Let's compare deployment technologies on the market today:
Name | Do you really like it? | Is it really wicked? |
---|---|---|
Kube | We're loving it like this | We're loving it like that |
everything else | Doesn't even know what it takes to be a garage MC | Can't see any hands in the air |
Unfortunately, none of these quite hit the mark of "we're loving it loving it loving it". To hit the triple L, we need to break it down:
I like my machines. Sometimes I log onto them. When I do, I like stuff to be available. RFSB lets me make things available without introducing overhead.
I add myself as a user.
addLCM := &rfsb.UserResource{
User: "lcm",
UID: 1000,
GID: 1000,
Home: "/home/lcm",
Shell: "/bin/bash",
}
rfsb.Register("addLCM", addLCM)
I add my key.
addLCMSSHKey := &rfsb.FileResource{
Path: "/home/lcm/.ssh/authorized_keys",
Mode: 0400,
Contents: `ssh-ed25519 AAAAC3NzaC1lZDI1NTE5AAAAIAL5YH0a+pKd8E8Be97+gN/kn+U71JCapIH8uysrecKB lcm@lcm-mbp`,
UID: addLCM.UID,
GID: addLCMGroup.GID,
}
rg.When(addLCM).Do("addLCM", addLCMSSHKey)
Now I can log onto my machines.
Sometimes I lose my machines. In these cases I have to get new machines. When I do, I want to install stuff without complications.
I make the machine mine.
$ GOOS=linux go build -o dist/bootstrap ./example/bootstrap
$ scp dist/bootstrap lcm@schutzenberger.generictestdomain.net:~/bootstrap
$ ssh lcm@schutzenberger.generictestdomain.net ~/bootstrap
The bond between me and my machine is now strong.
But does this scale?
I want features
RFSB is designed to be simple and self sufficent.

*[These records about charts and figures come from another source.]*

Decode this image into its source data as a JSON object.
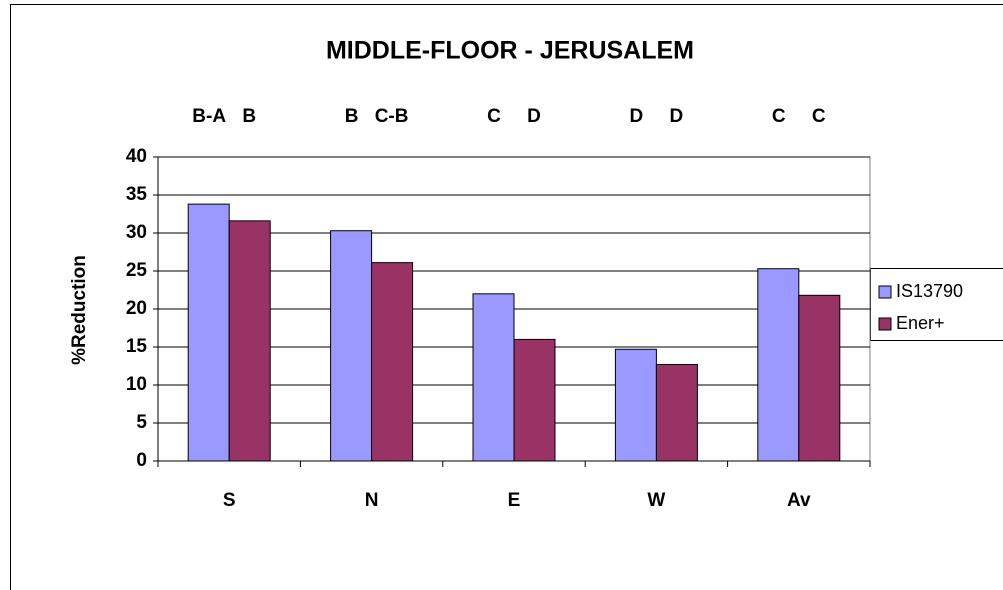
{
  "chart_data": {
    "type": "bar",
    "title": "MIDDLE-FLOOR - JERUSALEM",
    "y_label": "%Reduction",
    "categories": [
      "S",
      "N",
      "E",
      "W",
      "Av"
    ],
    "annotations": [
      [
        "B-A",
        "B"
      ],
      [
        "B",
        "C-B"
      ],
      [
        "C",
        "D"
      ],
      [
        "D",
        "D"
      ],
      [
        "C",
        "C"
      ]
    ],
    "series": [
      {
        "name": "IS13790",
        "color": "#9999ff",
        "values": [
          33.8,
          30.3,
          22.0,
          14.7,
          25.3
        ]
      },
      {
        "name": "Ener+",
        "color": "#993366",
        "values": [
          31.6,
          26.1,
          16.0,
          12.7,
          21.8
        ]
      }
    ],
    "ylim": [
      0,
      40
    ],
    "yticks": [
      0,
      5,
      10,
      15,
      20,
      25,
      30,
      35,
      40
    ],
    "grid": true,
    "legend": "right"
  }
}
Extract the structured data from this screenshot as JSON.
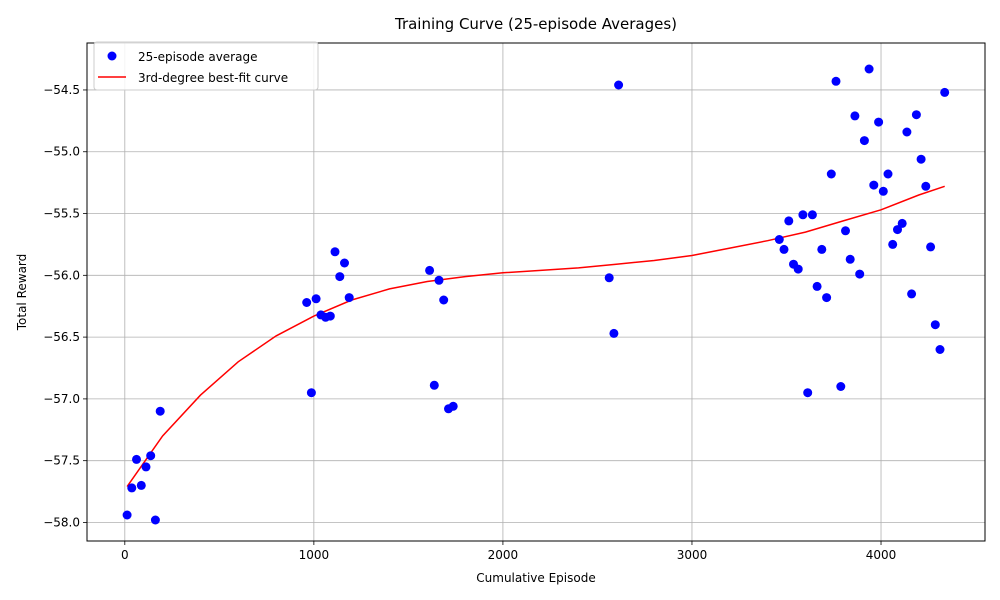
{
  "chart_data": {
    "type": "scatter",
    "title": "Training Curve (25-episode Averages)",
    "xlabel": "Cumulative Episode",
    "ylabel": "Total Reward",
    "xlim": [
      -200,
      4550
    ],
    "ylim": [
      -58.15,
      -54.12
    ],
    "xticks": [
      0,
      1000,
      2000,
      3000,
      4000
    ],
    "yticks": [
      -58.0,
      -57.5,
      -57.0,
      -56.5,
      -56.0,
      -55.5,
      -55.0,
      -54.5
    ],
    "xtick_labels": [
      "0",
      "1000",
      "2000",
      "3000",
      "4000"
    ],
    "ytick_labels": [
      "−58.0",
      "−57.5",
      "−57.0",
      "−56.5",
      "−56.0",
      "−55.5",
      "−55.0",
      "−54.5"
    ],
    "grid": true,
    "legend_position": "top-left",
    "series": [
      {
        "name": "25-episode average",
        "kind": "scatter",
        "color": "#0000ff",
        "points": [
          [
            12,
            -57.94
          ],
          [
            37,
            -57.72
          ],
          [
            62,
            -57.49
          ],
          [
            87,
            -57.7
          ],
          [
            112,
            -57.55
          ],
          [
            137,
            -57.46
          ],
          [
            162,
            -57.98
          ],
          [
            187,
            -57.1
          ],
          [
            962,
            -56.22
          ],
          [
            987,
            -56.95
          ],
          [
            1012,
            -56.19
          ],
          [
            1037,
            -56.32
          ],
          [
            1062,
            -56.34
          ],
          [
            1087,
            -56.33
          ],
          [
            1112,
            -55.81
          ],
          [
            1137,
            -56.01
          ],
          [
            1162,
            -55.9
          ],
          [
            1187,
            -56.18
          ],
          [
            1612,
            -55.96
          ],
          [
            1637,
            -56.89
          ],
          [
            1662,
            -56.04
          ],
          [
            1687,
            -56.2
          ],
          [
            1712,
            -57.08
          ],
          [
            1737,
            -57.06
          ],
          [
            2562,
            -56.02
          ],
          [
            2587,
            -56.47
          ],
          [
            2612,
            -54.46
          ],
          [
            3462,
            -55.71
          ],
          [
            3487,
            -55.79
          ],
          [
            3512,
            -55.56
          ],
          [
            3537,
            -55.91
          ],
          [
            3562,
            -55.95
          ],
          [
            3587,
            -55.51
          ],
          [
            3612,
            -56.95
          ],
          [
            3637,
            -55.51
          ],
          [
            3662,
            -56.09
          ],
          [
            3687,
            -55.79
          ],
          [
            3712,
            -56.18
          ],
          [
            3737,
            -55.18
          ],
          [
            3762,
            -54.43
          ],
          [
            3787,
            -56.9
          ],
          [
            3812,
            -55.64
          ],
          [
            3837,
            -55.87
          ],
          [
            3862,
            -54.71
          ],
          [
            3887,
            -55.99
          ],
          [
            3912,
            -54.91
          ],
          [
            3937,
            -54.33
          ],
          [
            3962,
            -55.27
          ],
          [
            3987,
            -54.76
          ],
          [
            4012,
            -55.32
          ],
          [
            4037,
            -55.18
          ],
          [
            4062,
            -55.75
          ],
          [
            4087,
            -55.63
          ],
          [
            4112,
            -55.58
          ],
          [
            4137,
            -54.84
          ],
          [
            4162,
            -56.15
          ],
          [
            4187,
            -54.7
          ],
          [
            4212,
            -55.06
          ],
          [
            4237,
            -55.28
          ],
          [
            4262,
            -55.77
          ],
          [
            4287,
            -56.4
          ],
          [
            4312,
            -56.6
          ],
          [
            4337,
            -54.52
          ]
        ]
      },
      {
        "name": "3rd-degree best-fit curve",
        "kind": "line",
        "color": "#ff0000",
        "points": [
          [
            12,
            -57.71
          ],
          [
            200,
            -57.3
          ],
          [
            400,
            -56.97
          ],
          [
            600,
            -56.7
          ],
          [
            800,
            -56.49
          ],
          [
            1000,
            -56.33
          ],
          [
            1200,
            -56.2
          ],
          [
            1400,
            -56.11
          ],
          [
            1600,
            -56.05
          ],
          [
            1800,
            -56.01
          ],
          [
            2000,
            -55.98
          ],
          [
            2200,
            -55.96
          ],
          [
            2400,
            -55.94
          ],
          [
            2600,
            -55.91
          ],
          [
            2800,
            -55.88
          ],
          [
            3000,
            -55.84
          ],
          [
            3200,
            -55.78
          ],
          [
            3400,
            -55.72
          ],
          [
            3600,
            -55.65
          ],
          [
            3800,
            -55.56
          ],
          [
            4000,
            -55.47
          ],
          [
            4200,
            -55.35
          ],
          [
            4337,
            -55.28
          ]
        ]
      }
    ]
  }
}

RFSB binaries should be able to bootstrap systems where /usr/bin has gone walkabouts.
RFSB gets out of your way. By presenting a very thin abstraction, RFSB hopes you will immediately see the weaknesses in its core abstractions, and stop using it.
All features not contained in the current version of RFSB are misfeatures until I decided I need them.
RFSB has a DAG and feels guilty about it.
Check out example/bootstrap/main.go
for an example of 100% of the functionality that rfsb supports along with our
documentation for more explanations and examples.